„In the Kingdom of the Blind, the Man with one Eye is King“ – ein Crime-Drama aus dem Jahre 1995, das hierzulande unter dem verhältnismäßig irreführenden, weil schlichtweg zu sehr nach „Action“ klingenden „deutschen“ Titel „Street War: Straßen der Gewalt“ bekannt ist – eröffnet in Gestalt einer knapp sieben Minuten langen Sequenz, welche einen recht zwiespältigen Eindruck heraufbeschwört: Angesiedelt zuerst in, dann ebenfalls vor einer nahe eines Waldstücks gelegenen Höhle nach Anbruch der Dunkelheit, zeigt sie auf, wie ein Gangster namens Jackie Ryan (Michael Biehn) gerade dabei ist, mit Hilfe zweier Schergen einen Verräter auf für andere unübersehbar abschreckende Weise zu bestrafen – nämlich indem letztere ihn an ein Kreuz schlagen, während ersterer ihm einen (mimisch nicht unbedingt optimal dargebotenen sowie reichlich theatralisch akzentuierten) Monolog über Macht und Treuebruch vorträgt. Das Problem liegt nicht in der Beschaffenheit der Szene an sich, sondern in der Gegebenheit, dass sie, inklusive der beteiligten Personen, nahezu völlig unabhängig des restlichen Verlaufs existiert. Merkwürdig und schade zugleich, denn zum einen wäre es gewiss nicht verkehrt gewesen, Biehn später erneut mal auftauchen zu lassen, zum anderen wirkt der Einstieg in dieser Form viel zu selbstzweckhaft – so als wollte sich Regisseur, Drehbuchautor und Hauptdarsteller Nick Vallelonga („All In“/„Stiletto“) die Aufmerksamkeit des Publikums auf Biegen und Brechen mit diesem sehr direkten Opener sichern, welcher zwar den Basis-Ton des Werks ganz gut transportiert, im Nachhinein aber primär aufgrund der fehlenden konkreten Einbettung in den Kontext einen eher faden Beigeschmack hinterlässt…
Eines Abends erhält der relativ angesehene und einflussreiche Tony C. (William Petersen), ein in New York City ansässiger italienischer Mobster, von Papa Joe (Paul Winfield), dem Kopf des lokalen afroamerikanischen Syndikats, den anonymen Hinweis zugespielt, doch mal nach dem Bruder des obersten Mafia-Bosses zu schauen, in dessen Umfeld sich aktuell wohl etwas anbahnen würde, das sich schädlich auf die geplanten gemeinsamen Geschäfte sowie den allgemeinen Frieden in der Stadt auswirken könnte.
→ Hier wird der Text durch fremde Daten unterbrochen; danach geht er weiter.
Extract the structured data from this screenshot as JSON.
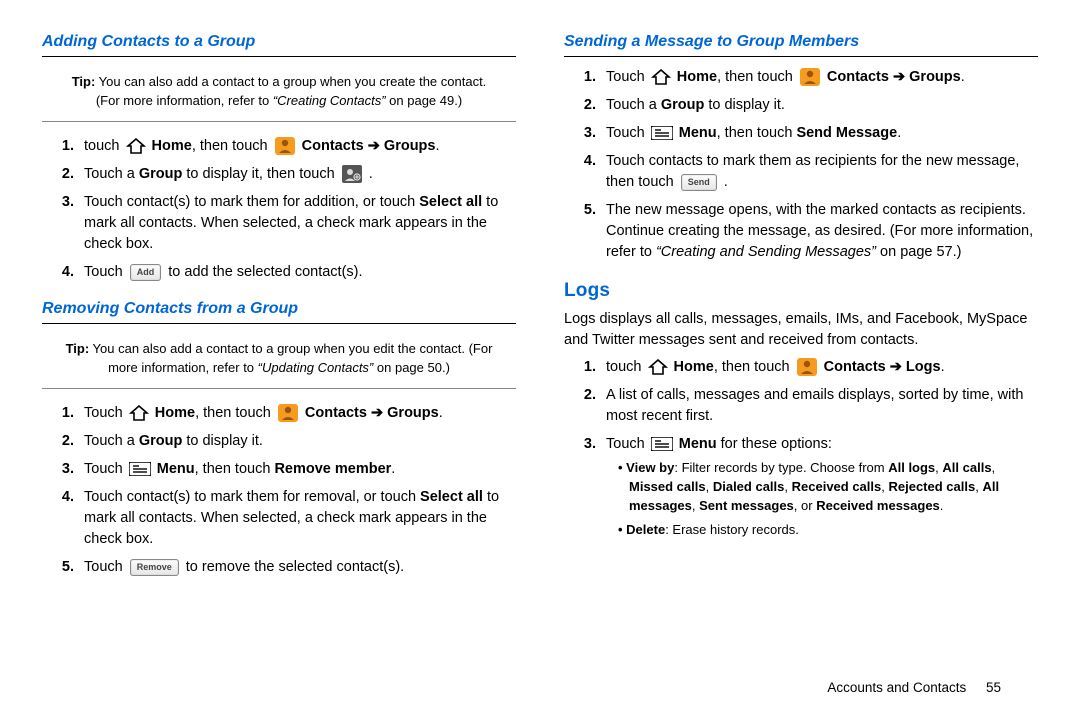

Unsicher, was genau er davon halten soll, schickt Tony also umgehend einige seiner Jungs zu der betreffenden Adresse – offensichtlich zu spät, denn der Mann ist bereits tot und liegt erschossen auf dem Boden seines eigenen Heims, wo man ihn schließlich findet. Eine erste heiße Spur scheint sich allerdings recht schnell abzuzeichnen, als Zeugen davon berichten, die Kleinkriminellen Micky (Quinn Duffy), Gus (Michael Cavalieri) und Rudy (James Quattrochi) in zeitlicher wie örtlicher Nähe des Tatorts gesehen zu haben…
Sich darüber im Klaren, wie sein Boss aller Wahrscheinlichkeit nach auf die entsprechende Nachricht reagieren wird, welche er ihm schon bald unausweichlich mitteilen muss, sowie angesichts der Tatsache, dass das inmitten seiner Gegend bzw seines Verantwortungsbereichs geschah, leitet Tony kurzerhand erste Schritte in die Wege, um im Rahmen des anstehenden Gesprächs wenigstens gleich auch einige konkrete Anstrengungen in dieser Angelegenheit vorweisen und nennen zu können: In erster Linie bestellt er den inzwischen in New Jersey tätigen Polizisten Al Scarano (Vallelonga) herbei, denn obwohl sich jener entschieden um ein sauberes, anständiges Leben mit seiner hübschen Frau (Kristian Alfonso) und den zwei kleinen Kindern bemüht, teilen sich beide eine verwobene Vergangenheit – außerdem ist Al Rudy´s Bruder, mit dem er zwar lange nicht mehr in Kontakt stand, seit dieser auf die schiefe Bahn geraten ist, der aber nichtsdestotrotz ja noch immer zur Familie gehört…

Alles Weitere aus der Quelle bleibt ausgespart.